Zimbabwe to work on a regulatory sandbox for cryptocurrency
Wed, 18 Mar 2020, 00:46 am UTC
Zimbabwe is returning to cryptocurrency.
The Reserve Bank of Zimbabwe (RBZ) is working on a regulatory sandbox for cryptocurrency companies in the country. A representative from the bank said at a conference, Cointelegraph reported citing the local newspaper Chronicle.
RBZ’s deputy director for financial markets and national payment systems, Josephat Mutepfa, confirmed that the central bank is working on a regulatory framework that would enable companies involving cryptocurrencies to go through a special regulatory sandbox. The sandbox will help the bank decide if the company should be given a green light to operate independently.

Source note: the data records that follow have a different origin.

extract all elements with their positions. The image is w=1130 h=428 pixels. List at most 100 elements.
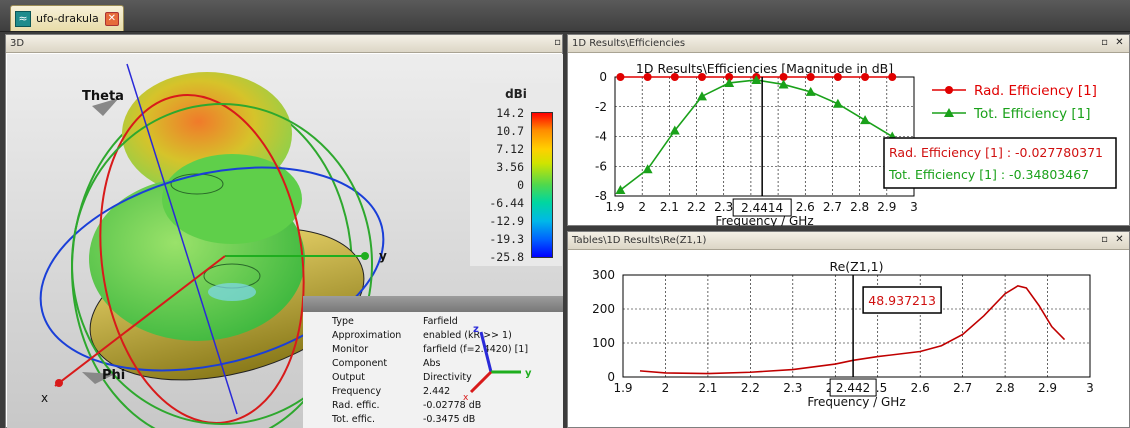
y-tick-label: -4 — [595, 130, 607, 144]
info-key: Approximation — [332, 330, 402, 341]
impedance-chart[interactable]: 1.922.12.22.32.42.52.62.72.82.9330020010… — [568, 251, 1129, 428]
plot-area — [622, 274, 1091, 378]
x-axis-label: x — [41, 391, 48, 405]
info-key: Rad. effic. — [332, 400, 380, 411]
farfield-3d-view[interactable]: Theta Phi y x dBi 14.2 10.7 7.12 3.56 0 -6.44… — [7, 54, 563, 428]
close-icon[interactable]: ✕ — [104, 11, 119, 26]
close-icon[interactable]: ✕ — [1114, 38, 1125, 49]
triad-z-label: z — [473, 324, 479, 335]
triad-z-axis — [479, 331, 493, 373]
orientation-triad: z y x — [463, 324, 532, 400]
x-tick-label: 3 — [910, 200, 918, 214]
info-key: Output — [332, 372, 365, 383]
triad-x-label: x — [463, 393, 469, 400]
data-point — [833, 73, 842, 81]
restore-icon[interactable]: ▫ — [1099, 235, 1110, 246]
data-point — [888, 73, 897, 81]
legend-label: Rad. Efficiency [1] — [974, 83, 1097, 99]
y-tick-label: -6 — [595, 159, 607, 173]
panel-eff-title: 1D Results\Efficiencies — [568, 35, 1129, 53]
marker-readout: 2.4414 — [741, 201, 783, 215]
x-tick-label: 1.9 — [605, 200, 624, 214]
info-value: Abs — [423, 358, 441, 369]
chart-title: Re(Z1,1) — [829, 259, 883, 274]
panel-impedance: Tables\1D Results\Re(Z1,1) ▫ ✕ 1.9 2 2.1 2.… — [567, 231, 1130, 428]
tooltip-rad: Rad. Efficiency [1] : -0.027780371 — [889, 145, 1103, 160]
x-tick-label: 2.6 — [911, 381, 930, 395]
panel-3d-title-text: 3D — [10, 38, 25, 49]
y-tick-label: -8 — [595, 189, 607, 203]
x-axis-title: Frequency / GHz — [807, 395, 905, 409]
efficiency-chart[interactable]: 1.922.12.22.32.42.52.62.72.82.930-2-4-6-… — [568, 54, 1129, 226]
x-tick-label: 2.8 — [850, 200, 869, 214]
triad-x-axis — [469, 370, 493, 394]
info-key: Tot. effic. — [332, 414, 376, 425]
x-tick-label: 2.2 — [741, 381, 760, 395]
panel-3d: 3D ▫ Theta Phi y x dBi 14.2 10.7 7.12 3.… — [5, 34, 563, 428]
data-point — [697, 73, 706, 81]
info-key: Monitor — [332, 344, 369, 355]
x-tick-label: 2 — [662, 381, 670, 395]
document-tab-bar: ≈ ufo-drakula ✕ — [0, 0, 1130, 32]
legend-tick: -12.9 — [489, 214, 524, 228]
project-tab-label: ufo-drakula — [36, 12, 99, 25]
info-key: Type — [332, 316, 354, 327]
x-tick-label: 2.3 — [714, 200, 733, 214]
legend-tick: 3.56 — [496, 160, 524, 174]
legend-label: Tot. Efficiency [1] — [973, 106, 1091, 122]
legend-tick: 0 — [517, 178, 524, 192]
legend-tick: 14.2 — [496, 106, 524, 120]
x-tick-label: 2.1 — [660, 200, 679, 214]
info-row: Rad. effic. -0.02778 dB — [303, 400, 563, 414]
project-tab[interactable]: ≈ ufo-drakula ✕ — [10, 5, 124, 31]
info-key: Component — [332, 358, 388, 369]
legend-tick: 10.7 — [496, 124, 524, 138]
restore-icon[interactable]: ▫ — [1099, 38, 1110, 49]
info-value: -0.3475 dB — [423, 414, 476, 425]
data-point — [861, 73, 870, 81]
x-tick-label: 2.9 — [1038, 381, 1057, 395]
panel-eff-title-text: 1D Results\Efficiencies — [572, 38, 686, 49]
x-tick-label: 2.9 — [877, 200, 896, 214]
x-tick-label: 3 — [1086, 381, 1094, 395]
colormap-legend: dBi 14.2 10.7 7.12 3.56 0 -6.44 -12.9 -19.3 -25.… — [470, 83, 562, 266]
phi-label: Phi — [102, 368, 125, 383]
panel-efficiencies: 1D Results\Efficiencies ▫ ✕ 1.9 2 2.1 2.2 2.… — [567, 34, 1130, 226]
maximize-icon[interactable]: ▫ — [552, 38, 563, 49]
y-tick-label: 0 — [599, 70, 607, 84]
lobe-core — [208, 283, 256, 301]
info-value: Farfield — [423, 316, 458, 327]
y-tick-label: 200 — [592, 302, 615, 316]
info-key: Frequency — [332, 386, 382, 397]
x-tick-label: 2.2 — [687, 200, 706, 214]
y-tick-label: -2 — [595, 100, 607, 114]
y-tick-label: 0 — [607, 370, 615, 384]
y-tick-label: 300 — [592, 268, 615, 282]
farfield-info-box: Type Farfield Approximation enabled (kR >> … — [303, 296, 563, 428]
tooltip-tot: Tot. Efficiency [1] : -0.34803467 — [888, 167, 1089, 182]
x-tick-label: 2.7 — [823, 200, 842, 214]
y-axis-label: y — [379, 249, 387, 263]
data-point — [643, 73, 652, 81]
marker-readout: 2.442 — [836, 381, 870, 395]
theta-label: Theta — [82, 89, 124, 104]
legend-tick: 7.12 — [496, 142, 524, 156]
x-tick-label: 2.6 — [796, 200, 815, 214]
y-axis-handle[interactable] — [361, 252, 369, 260]
panel-z-title: Tables\1D Results\Re(Z1,1) — [568, 232, 1129, 250]
x-tick-label: 2.1 — [698, 381, 717, 395]
info-row: Tot. effic. -0.3475 dB — [303, 414, 563, 428]
x-tick-label: 2.7 — [953, 381, 972, 395]
panel-z-title-text: Tables\1D Results\Re(Z1,1) — [572, 235, 707, 246]
x-tick-label: 2.8 — [996, 381, 1015, 395]
tooltip-value: 48.937213 — [868, 293, 936, 308]
data-point — [616, 73, 625, 81]
panel-3d-title: 3D — [6, 35, 562, 53]
info-value: 2.442 — [423, 386, 451, 397]
colormap-bar — [531, 112, 553, 258]
x-axis-handle[interactable] — [55, 379, 63, 387]
x-tick-label: 2.3 — [783, 381, 802, 395]
close-icon[interactable]: ✕ — [1114, 235, 1125, 246]
x-tick-label: 2 — [638, 200, 646, 214]
y-tick-label: 100 — [592, 336, 615, 350]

“Once you enter the sandbox you either exist as a bonafide product to enter the market or you are guided to say that you need to partner a bank, a mobile money platform or your product needs to be licensed like a microfinance company,” Musephat said at the Sound Prosperity Economic Forum in Bulawayo.

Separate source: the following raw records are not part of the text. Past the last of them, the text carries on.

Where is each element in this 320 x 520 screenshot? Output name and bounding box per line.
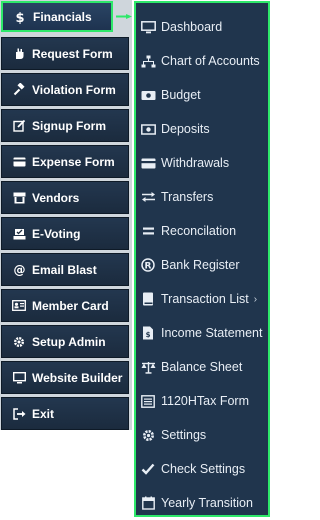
- submenu-item-bank-register[interactable]: R Bank Register: [140, 250, 266, 280]
- id-card-icon: [12, 299, 26, 313]
- submenu-item-transaction-list[interactable]: Transaction List ›: [140, 284, 266, 314]
- monitor-icon: [140, 20, 156, 34]
- nav-vendors[interactable]: Vendors: [1, 181, 129, 214]
- nav-label: Member Card: [32, 298, 109, 313]
- nav-email-blast[interactable]: @ Email Blast: [1, 253, 129, 286]
- hand-icon: [12, 47, 26, 61]
- financials-submenu: Dashboard Chart of Accounts Budget Depos…: [134, 1, 270, 517]
- store-icon: [12, 191, 26, 205]
- nav-setup-admin[interactable]: Setup Admin: [1, 325, 129, 358]
- registered-icon: R: [140, 258, 156, 272]
- nav-label: Setup Admin: [32, 334, 106, 349]
- nav-label: Request Form: [32, 46, 113, 61]
- submenu-item-income-statement[interactable]: $ Income Statement: [140, 318, 266, 348]
- submenu-item-budget[interactable]: Budget: [140, 80, 266, 110]
- nav-expense-form[interactable]: Expense Form: [1, 145, 129, 178]
- calendar-icon: [140, 496, 156, 510]
- submenu-item-reconcilation[interactable]: Reconcilation: [140, 216, 266, 246]
- edit-icon: [12, 119, 26, 133]
- nav-label: Vendors: [32, 190, 80, 205]
- chevron-right-icon: ›: [253, 293, 258, 305]
- gear-icon: [140, 428, 156, 442]
- submenu-item-label: 1120HTax Form: [161, 394, 249, 408]
- nav-label: Email Blast: [32, 262, 97, 277]
- submenu-item-yearly-transition[interactable]: Yearly Transition: [140, 488, 266, 518]
- gear-icon: [12, 335, 26, 349]
- svg-text:R: R: [145, 261, 152, 271]
- submenu-item-settings[interactable]: Settings: [140, 420, 266, 450]
- nav-signup-form[interactable]: Signup Form: [1, 109, 129, 142]
- submenu-item-label: Transaction List: [161, 292, 249, 306]
- submenu-item-chart-of-accounts[interactable]: Chart of Accounts: [140, 46, 266, 76]
- credit-card-icon: [12, 155, 26, 169]
- equals-icon: [140, 224, 156, 238]
- nav-member-card[interactable]: Member Card: [1, 289, 129, 322]
- nav-website-builder[interactable]: Website Builder: [1, 361, 129, 394]
- submenu-item-label: Transfers: [161, 190, 214, 204]
- exchange-icon: [140, 190, 156, 204]
- connector-arrow: [116, 14, 132, 19]
- submenu-item-label: Yearly Transition: [161, 496, 253, 510]
- sitemap-icon: [140, 54, 156, 68]
- submenu-item-transfers[interactable]: Transfers: [140, 182, 266, 212]
- list-icon: [140, 394, 156, 408]
- nav-violation-form[interactable]: Violation Form: [1, 73, 129, 106]
- check-icon: [140, 462, 156, 476]
- svg-text:@: @: [13, 263, 25, 276]
- submenu-item-1120htax-form[interactable]: 1120HTax Form: [140, 386, 266, 416]
- submenu-item-label: Deposits: [161, 122, 210, 136]
- sign-out-icon: [12, 407, 26, 421]
- submenu-item-label: Withdrawals: [161, 156, 230, 170]
- svg-text:$: $: [15, 11, 24, 24]
- nav-label: Financials: [33, 9, 92, 24]
- vote-icon: [12, 227, 26, 241]
- submenu-item-label: Reconcilation: [161, 224, 237, 238]
- nav-label: Website Builder: [32, 370, 123, 385]
- submenu-item-check-settings[interactable]: Check Settings: [140, 454, 266, 484]
- submenu-item-balance-sheet[interactable]: Balance Sheet: [140, 352, 266, 382]
- submenu-item-label: Balance Sheet: [161, 360, 243, 374]
- money-icon: [140, 88, 156, 102]
- submenu-item-label: Check Settings: [161, 462, 246, 476]
- svg-text:$: $: [146, 331, 151, 339]
- file-invoice-icon: $: [140, 326, 156, 340]
- submenu-item-withdrawals[interactable]: Withdrawals: [140, 148, 266, 178]
- nav-label: Signup Form: [32, 118, 106, 133]
- scale-icon: [140, 360, 156, 374]
- submenu-item-label: Budget: [161, 88, 201, 102]
- dollar-icon: $: [13, 10, 27, 24]
- money-bill-icon: [140, 122, 156, 136]
- submenu-item-label: Settings: [161, 428, 207, 442]
- nav-request-form[interactable]: Request Form: [1, 37, 129, 70]
- nav-exit[interactable]: Exit: [1, 397, 129, 430]
- book-icon: [140, 292, 156, 306]
- submenu-item-label: Dashboard: [161, 20, 223, 34]
- nav-financials[interactable]: $ Financials: [1, 1, 113, 32]
- credit-card-icon: [140, 156, 156, 170]
- submenu-item-label: Bank Register: [161, 258, 240, 272]
- nav-label: Expense Form: [32, 154, 115, 169]
- gavel-icon: [12, 83, 26, 97]
- submenu-item-dashboard[interactable]: Dashboard: [140, 12, 266, 42]
- monitor-icon: [12, 371, 26, 385]
- nav-e-voting[interactable]: E-Voting: [1, 217, 129, 250]
- submenu-item-label: Income Statement: [161, 326, 263, 340]
- nav-label: E-Voting: [32, 226, 81, 241]
- at-icon: @: [12, 263, 26, 277]
- submenu-item-deposits[interactable]: Deposits: [140, 114, 266, 144]
- nav-label: Violation Form: [32, 82, 116, 97]
- submenu-item-label: Chart of Accounts: [161, 54, 260, 68]
- nav-label: Exit: [32, 406, 55, 421]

The country decided to regulate cryptocurrencies due to its growing popularity with the younger generations who are “facing challenges of having capital.” However, he acknowledges that digital currencies also pose a regulatory challenge because currency “was a prerogative of central banks.”

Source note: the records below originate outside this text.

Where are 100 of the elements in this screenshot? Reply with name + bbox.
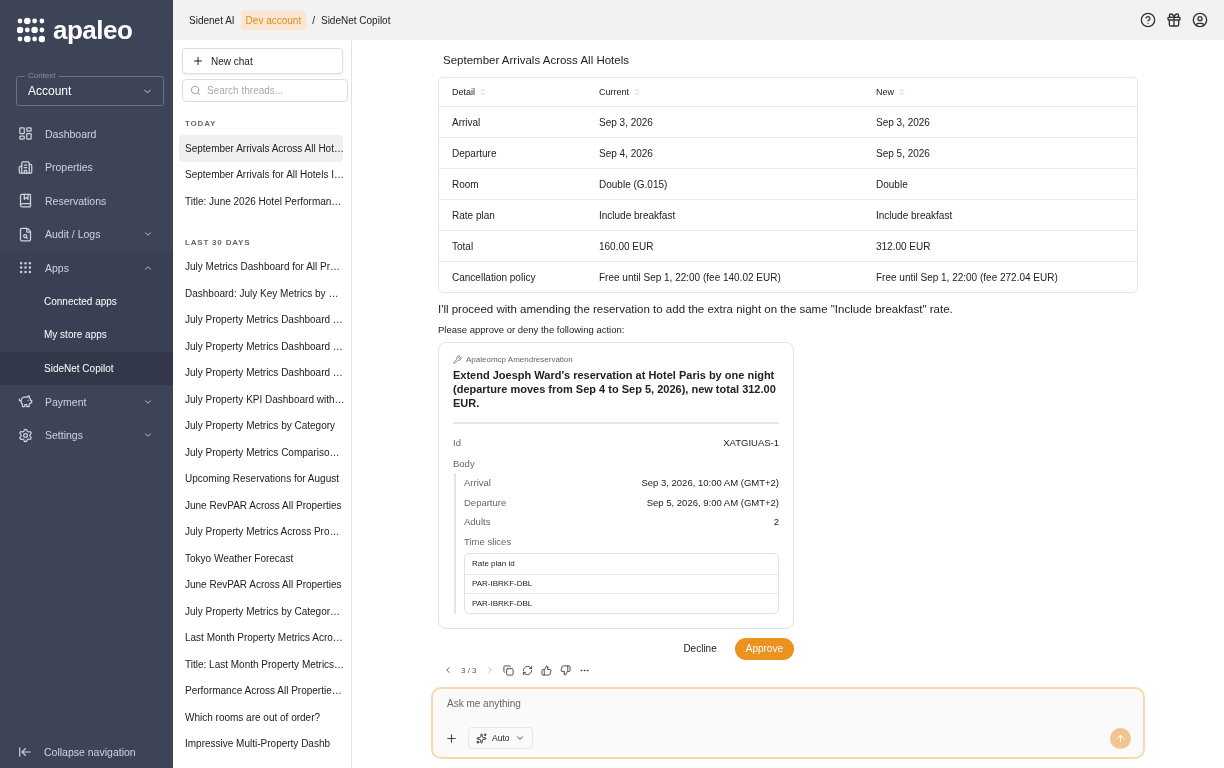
- user-icon[interactable]: [1192, 12, 1208, 28]
- nav-icon: [18, 427, 33, 443]
- thread-item[interactable]: June RevPAR Across All Properties: [179, 492, 343, 519]
- table-cell-text: Double (G.015): [599, 178, 669, 190]
- refresh-icon[interactable]: [521, 664, 533, 676]
- thread-item[interactable]: Impressive Multi-Property Dashb: [179, 730, 343, 757]
- thread-item[interactable]: July Metrics Dashboard for All Pr…: [179, 253, 343, 280]
- thread-item[interactable]: Title: Last Month Property Metrics…: [179, 651, 343, 678]
- breadcrumb-item[interactable]: SideNet Copilot: [320, 14, 391, 26]
- thread-item[interactable]: July Property Metrics Across Pro…: [179, 518, 343, 545]
- column-header[interactable]: Current: [599, 87, 629, 97]
- table-cell-text: Total: [452, 240, 475, 252]
- nav-subitem[interactable]: Connected apps: [0, 284, 173, 318]
- thread-item[interactable]: July Property Metrics by Categor…: [179, 598, 343, 625]
- breadcrumb-separator: /: [312, 14, 315, 26]
- table-cell-text: Room: [452, 178, 480, 190]
- field-label: Body: [453, 457, 475, 469]
- account-badge: Dev account: [240, 10, 307, 30]
- nav-subitem[interactable]: My store apps: [0, 318, 173, 352]
- table-cell-text: Sep 4, 2026: [599, 147, 654, 159]
- thread-item[interactable]: Tokyo Weather Forecast: [179, 545, 343, 572]
- thread-item[interactable]: July Property Metrics by Category: [179, 412, 343, 439]
- collapse-icon: [18, 745, 32, 759]
- thread-item[interactable]: Dashboard: July Key Metrics by …: [179, 280, 343, 307]
- thread-item[interactable]: Which rooms are out of order?: [179, 704, 343, 731]
- table-cell-text: Free until Sep 1, 22:00 (fee 272.04 EUR): [876, 271, 1059, 283]
- sparkles-icon: [476, 732, 487, 744]
- nav-item[interactable]: Dashboard: [0, 117, 173, 151]
- table-cell-text: Free until Sep 1, 22:00 (fee 140.02 EUR): [599, 271, 782, 283]
- search-icon: [190, 85, 201, 96]
- thread-item[interactable]: July Property Metrics Dashboard …: [179, 306, 343, 333]
- table-cell-text: 312.00 EUR: [876, 240, 932, 252]
- column-header[interactable]: Detail: [452, 87, 475, 97]
- new-chat-button[interactable]: New chat: [182, 48, 343, 74]
- thread-item[interactable]: July Property Metrics Dashboard …: [179, 333, 343, 360]
- field-value: Sep 3, 2026, 10:00 AM (GMT+2): [641, 477, 779, 489]
- thread-item[interactable]: Performance Across All Propertie…: [179, 677, 343, 704]
- table-cell: PAR-IBRKF-DBL: [472, 598, 533, 608]
- table-cell-text: Sep 3, 2026: [599, 116, 654, 128]
- logo-text: apaleo: [53, 14, 133, 46]
- table-cell-text: Departure: [452, 147, 498, 159]
- nav-icon: [18, 260, 33, 276]
- message-text: I'll proceed with amending the reservation to add the extra night on the same "Include breakfast" rate.: [438, 303, 954, 315]
- section-heading: TODAY: [184, 118, 218, 130]
- arrow-up-icon: [1115, 732, 1126, 744]
- field-label: Adults: [464, 516, 491, 528]
- table-cell-text: Rate plan: [452, 209, 496, 221]
- table-cell-text: Arrival: [452, 116, 482, 128]
- logo-icon: [17, 17, 45, 43]
- message-field[interactable]: Ask me anything: [445, 697, 1131, 710]
- thread-item[interactable]: September Arrivals for All Hotels I…: [179, 161, 343, 188]
- field-label: Departure: [464, 496, 507, 508]
- field-label: Time slices: [464, 535, 512, 547]
- thumbs-up-icon[interactable]: [540, 664, 552, 676]
- action-summary: Extend Joesph Ward's reservation at Hotel Paris by one night (departure moves from Sep 4 to Sep 5, 2026), new total 312.00 EUR.: [453, 368, 779, 424]
- table-cell-text: Sep 3, 2026: [876, 116, 931, 128]
- nav-item[interactable]: Properties: [0, 150, 173, 184]
- nav-icon: [18, 126, 33, 142]
- plus-icon: [192, 55, 204, 67]
- nav-item[interactable]: Settings: [0, 418, 173, 452]
- wrench-icon: [453, 355, 462, 364]
- nav-subitem[interactable]: SideNet Copilot: [0, 351, 173, 385]
- mode-select[interactable]: Auto: [468, 727, 533, 749]
- tool-name: Apaleomcp Amendreservation: [466, 355, 573, 364]
- nav-icon: [18, 226, 33, 242]
- nav-item[interactable]: Payment: [0, 385, 173, 419]
- copy-icon[interactable]: [502, 664, 514, 676]
- pager-text: 3 / 3: [461, 665, 477, 675]
- thread-item[interactable]: September Arrivals Across All Hot…: [179, 135, 343, 162]
- nav-item[interactable]: Audit / Logs: [0, 217, 173, 251]
- table-cell-text: Include breakfast: [876, 209, 954, 221]
- collapse-navigation[interactable]: Collapse navigation: [0, 744, 173, 768]
- nav-icon: [18, 193, 33, 209]
- thread-item[interactable]: July Property Metrics Compariso…: [179, 439, 343, 466]
- thumbs-down-icon[interactable]: [559, 664, 571, 676]
- decline-button[interactable]: Decline: [675, 638, 725, 659]
- field-value: Sep 5, 2026, 9:00 AM (GMT+2): [646, 496, 779, 508]
- thread-item[interactable]: June RevPAR Across All Properties: [179, 571, 343, 598]
- search-field[interactable]: Search threads...: [182, 79, 348, 102]
- field-label: Arrival: [464, 477, 491, 489]
- field-value: 2: [773, 516, 779, 528]
- plus-icon[interactable]: [445, 731, 458, 745]
- gift-icon[interactable]: [1166, 12, 1182, 28]
- thread-item[interactable]: July Property KPI Dashboard with…: [179, 386, 343, 413]
- thread-item[interactable]: Last Month Property Metrics Acro…: [179, 624, 343, 651]
- thread-item[interactable]: Title: June 2026 Hotel Performan…: [179, 188, 343, 215]
- field-label: Id: [453, 436, 461, 448]
- nav-item[interactable]: Apps: [0, 251, 173, 285]
- help-icon[interactable]: [1140, 12, 1156, 28]
- context-label: Context: [25, 71, 59, 80]
- column-header: Rate plan id: [472, 559, 515, 569]
- nav-item[interactable]: Reservations: [0, 184, 173, 218]
- column-header[interactable]: New: [876, 87, 894, 97]
- thread-item[interactable]: Upcoming Reservations for August: [179, 465, 343, 492]
- previous-icon[interactable]: [443, 665, 453, 675]
- table-title: September Arrivals Across All Hotels: [442, 54, 630, 68]
- breadcrumb-item[interactable]: Sidenet AI: [189, 14, 235, 26]
- caret-icon: [514, 733, 525, 743]
- thread-item[interactable]: July Property Metrics Dashboard …: [179, 359, 343, 386]
- table-cell: PAR-IBRKF-DBL: [472, 579, 533, 589]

Zimbabwe has a history of hyperinflation with its currency Zimbabwean dollar. It went through three redenominations to remove the excess zeros since its introduction in 1980.
In 2009, the currency was removed and the country became a nation sans its own fiat money. At the time, it used a combination of several foreign currencies like the South African rand and U.S. dollar instead. After 10 years, in 2019, it started to establish its own national currency again. However, the process wasn’t smooth sailing because according to a local tourist guidance website, obtaining physical Zimbabwe dollars is very challenging.
Meanwhile, the Bank of England is still undecided whether it releases central bank digital currencies or not. At present, the central bank is still weighing the pros and cons, but it acknowledges the fact that digital currencies could support a more resilient payment landscape and make payments fast, efficient and reliable for businesses and households.